Three thousand thoughts must have crossed my mind in the three minutes it took to control this. The scenic vistas, temporarily marred by what looked like a forest fire, were once again restored to their pristine glory. The brain was soft and pulsating gently, the optic nerves free from what was burdening them. We closed meticulously in the usual fashion, layering the base of the skull to seal the defect from below. I walked out of the operating room with broad shoulders, tapping myself on them for having performed a great operation.
She woke up with completely restored vision, which was a miracle in itself, and was transferred out of the ICU the next morning. A few days later, she was sitting up in her bed, hair oiled back, spectacles low on her nose, reading the newspaper. She looked at me from above her glasses as I walked in to meet her. Neither of us could believe she had a massive brain tumour surgery just a few days ago. I explained to her how modern surgery had evolved, and that with improvements in technology and visualisation, we are now able to do what was previously the unthinkable.
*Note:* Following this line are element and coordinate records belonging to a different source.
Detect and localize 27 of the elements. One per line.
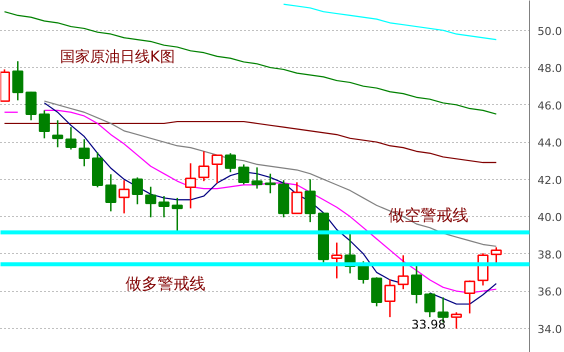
candlestick — [118, 179, 130, 214]
y-tick-label: 36.0 — [538, 286, 562, 299]
line-series — [44, 100, 497, 247]
y-tick-label: 42.0 — [538, 174, 562, 187]
candlestick — [264, 172, 276, 194]
y-tick-label: 34.0 — [538, 322, 562, 336]
candlestick — [52, 120, 64, 148]
line-series — [283, 4, 497, 40]
y-tick-label: 46.0 — [538, 99, 562, 112]
candlestick — [12, 60, 24, 102]
candlestick — [105, 174, 116, 212]
ref-line-label: 做多警戒线 — [126, 274, 206, 294]
text: 国家原油日线K图 — [60, 48, 175, 66]
y-tick-label: 50.0 — [538, 24, 562, 38]
candlestick — [331, 242, 342, 280]
annotation: 33.98 — [411, 318, 446, 332]
ref-line-label: 做空警戒线 — [388, 205, 468, 224]
y-tick-label: 48.0 — [538, 62, 562, 76]
y-tick-label: 44.0 — [538, 136, 562, 150]
candlestick — [78, 138, 90, 168]
candlestick — [145, 186, 156, 218]
y-tick-label: 38.0 — [538, 248, 562, 262]
candlestick — [304, 178, 316, 223]
candlestick — [410, 264, 422, 304]
line-series — [4, 11, 497, 115]
y-tick-label: 40.0 — [538, 211, 562, 224]
candlestick — [185, 162, 196, 210]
She was discharged after a week once everything was in check. Not only did I walk about with broad shoulders, I pumped my chest out a bit as well. This is how most neurosurgeons routinely walk.
But medicine, as we know time and again, is a great leveler. Two weeks later, I got a call from the ER saying she had returned with severe headache and vomiting. While she was conscious when she came in, she was no longer responding within the next few minutes. A CT scan, which had been clean when she was discharged, now looked like a bomb had burst in her head. An angiogram was not able to reveal the source of the bleed. I suspect that the twig we had coagulated had probably opened up again, but I wasn’t able to prove it. Over the next few weeks, we got her off the ventilator as she showed some signs of improvement and was on her way to recovery that was slow, but sustained.
The case that had made me want to show off my surgical skills a while ago had made me want to give up operating a few weeks later. The case that had showed me breathtaking views of the mountains only a few days ago, had them crumble and collapse on me in an instant. The case that had showed me the light to be able to push the boundaries of modern medicine, had, within a matter of time, swallowed it up into a silent scream of darkness. The nose, which until some time ago was a stairway to heaven, had turned out to be a highway to hell. Such is life…
The writer is practicing neurosurgeon at Wockhardt Hospitals and Honorary Assistant Professor of Neurosurgery at Grant Medical College and Sir JJ Group of Hospitals.